12.4.04

O Povo é Sereno # 77

Vi recentemente em algumas estradas um grande cartaz indagando: “E se o Senhor Jesus chegasse agora?”. A gente passa, vê, fica intrigado ou acha graça e vai em frente. Mas, parei para pensar. Eis aí uma provocante questão. E pus-me a imaginar situações dessa segunda vinda de Cristo, que tanto inquieta certas seitas e mentes. (…) Se reaparecesse, por exemplo, em Israel ou em qualquer daquelas terras da antiga Palestina por onde mansamente pregou, ia ficar estarrecido. No lugar onde nasceu e onde pregou é onde há mais ódio fratricida. Seria difícil se movimentar entre tantas armas e bombas estilhaçando vidas. Estaria sendo vigiado de helicóptero e em certos territórios não poderia entrar, nem por milagre.

Se resolvesse subir a montanha e fazer um novo sermão, iam logo lhe dizer: — Olha, Mestre, não é por aí. Vamos para uma estação de televisão, lá o Senhor fala via satélite para todo o mundo.

Iam, é claro, dizer que precisava de assessor de imprensa, de relações públicas, de “promoter”, que doze apóstolos usando apenas o gogó não ia funcionar mais. (…)

Ao ver que ele se aproximava descendo das nuvens, uma repórter começaria: “Estamos aqui presenciando a chegada do Senhor Jesus, nascido em Belém, que veio especialmente para ver como vão as coisas neste mundo de Deus. Ele está se aproximando de nossas câmaras, então vamos aproveitar e lhe perguntar: ‘Cristo, faz favor, diga aqui aos nossos telespectadores quais são as suas primeiras impressões nessa sua segunda vinda?’”.

É quase certo que uma marca de cerveja tentasse contratá-lo para que demonstrasse como se transforma água em cerveja e cerveja em água. E já que ele é uma celebridade (…), se facilitasse ia acabar na Ilha de Caras. (…) E tanto Bush quanto Kerry insistiriam para aparecer ao seu lado na convenção de seus partidos. (…)

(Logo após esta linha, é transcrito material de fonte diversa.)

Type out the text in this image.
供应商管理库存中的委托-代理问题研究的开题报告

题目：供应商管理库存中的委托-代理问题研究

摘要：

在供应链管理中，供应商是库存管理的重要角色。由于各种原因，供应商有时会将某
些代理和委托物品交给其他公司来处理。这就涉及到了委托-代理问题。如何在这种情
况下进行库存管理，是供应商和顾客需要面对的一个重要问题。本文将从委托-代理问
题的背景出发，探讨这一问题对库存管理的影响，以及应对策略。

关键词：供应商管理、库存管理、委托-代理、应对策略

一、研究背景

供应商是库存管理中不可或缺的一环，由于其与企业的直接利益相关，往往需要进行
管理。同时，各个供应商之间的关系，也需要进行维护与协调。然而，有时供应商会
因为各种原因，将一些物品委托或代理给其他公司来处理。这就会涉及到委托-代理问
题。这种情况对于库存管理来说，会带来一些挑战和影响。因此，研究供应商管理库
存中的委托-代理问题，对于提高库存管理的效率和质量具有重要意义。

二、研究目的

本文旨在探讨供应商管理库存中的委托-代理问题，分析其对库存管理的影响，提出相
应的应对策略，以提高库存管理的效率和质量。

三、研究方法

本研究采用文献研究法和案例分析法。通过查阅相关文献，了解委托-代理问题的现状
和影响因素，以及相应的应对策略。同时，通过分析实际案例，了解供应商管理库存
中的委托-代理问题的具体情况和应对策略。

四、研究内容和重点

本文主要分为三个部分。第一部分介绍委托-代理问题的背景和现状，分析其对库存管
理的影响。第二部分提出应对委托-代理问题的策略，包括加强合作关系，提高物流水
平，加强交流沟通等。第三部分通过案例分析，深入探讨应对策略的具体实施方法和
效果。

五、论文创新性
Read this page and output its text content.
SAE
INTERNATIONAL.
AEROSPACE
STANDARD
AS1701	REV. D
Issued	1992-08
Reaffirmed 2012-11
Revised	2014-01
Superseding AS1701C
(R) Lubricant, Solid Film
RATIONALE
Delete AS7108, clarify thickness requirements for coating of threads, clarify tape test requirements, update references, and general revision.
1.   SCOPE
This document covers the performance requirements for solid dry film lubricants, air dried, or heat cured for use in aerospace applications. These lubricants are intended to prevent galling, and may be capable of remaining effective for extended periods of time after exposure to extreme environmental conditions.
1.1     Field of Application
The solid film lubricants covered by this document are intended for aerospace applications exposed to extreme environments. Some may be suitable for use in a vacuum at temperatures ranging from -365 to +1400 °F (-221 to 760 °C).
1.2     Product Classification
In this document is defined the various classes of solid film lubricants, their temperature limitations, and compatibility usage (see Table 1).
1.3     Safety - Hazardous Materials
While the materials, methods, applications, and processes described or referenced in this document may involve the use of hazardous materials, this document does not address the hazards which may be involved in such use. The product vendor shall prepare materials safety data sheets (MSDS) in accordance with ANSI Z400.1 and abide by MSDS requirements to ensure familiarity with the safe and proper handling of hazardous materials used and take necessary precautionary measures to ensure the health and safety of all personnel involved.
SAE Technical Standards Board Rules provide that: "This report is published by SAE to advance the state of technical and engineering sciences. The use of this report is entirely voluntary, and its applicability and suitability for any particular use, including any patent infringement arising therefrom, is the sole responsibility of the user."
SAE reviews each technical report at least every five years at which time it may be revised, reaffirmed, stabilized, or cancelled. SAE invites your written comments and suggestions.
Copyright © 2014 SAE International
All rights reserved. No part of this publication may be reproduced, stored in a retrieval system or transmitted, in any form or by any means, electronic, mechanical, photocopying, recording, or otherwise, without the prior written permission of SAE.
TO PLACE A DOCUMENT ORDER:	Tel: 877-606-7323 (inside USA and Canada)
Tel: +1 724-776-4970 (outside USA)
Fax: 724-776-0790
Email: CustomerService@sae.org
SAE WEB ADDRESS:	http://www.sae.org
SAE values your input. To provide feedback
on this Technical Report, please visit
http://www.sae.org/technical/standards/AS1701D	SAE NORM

Depois de ir daqui para ali, indagar, opinar, participar às vezes mansamente, outras vezes iradamente, como quem expulsa os vendilhões do templo, começariam as intrigas, as fofocas e, não tenham dúvida, seria traído.

Traído por aqueles que dizem segui-lo e, no entanto, matam e trucidam populações de inocentes, iria, enfim, para julgamento sumário. E depois de apanhar como se apanha desses pitboys nas portas das boates, seria executado nos subúrbios de nossa indiferença e os jornais ainda seriam capazes de dizer: “Foi encontrado morto ontem, numa vala, o corpo de um indivíduo que insistia ser Jesus Cristo. Seus parentes e vizinhos disseram que sempre temeram que fosse esse seu fim, pois tinha umas idéias muito estranhas e vivia falando coisas que ninguém nunca levou a sério”.


Affonso Romano de Sant'anna, esta semana no Prosa & Verso (acessível após registo).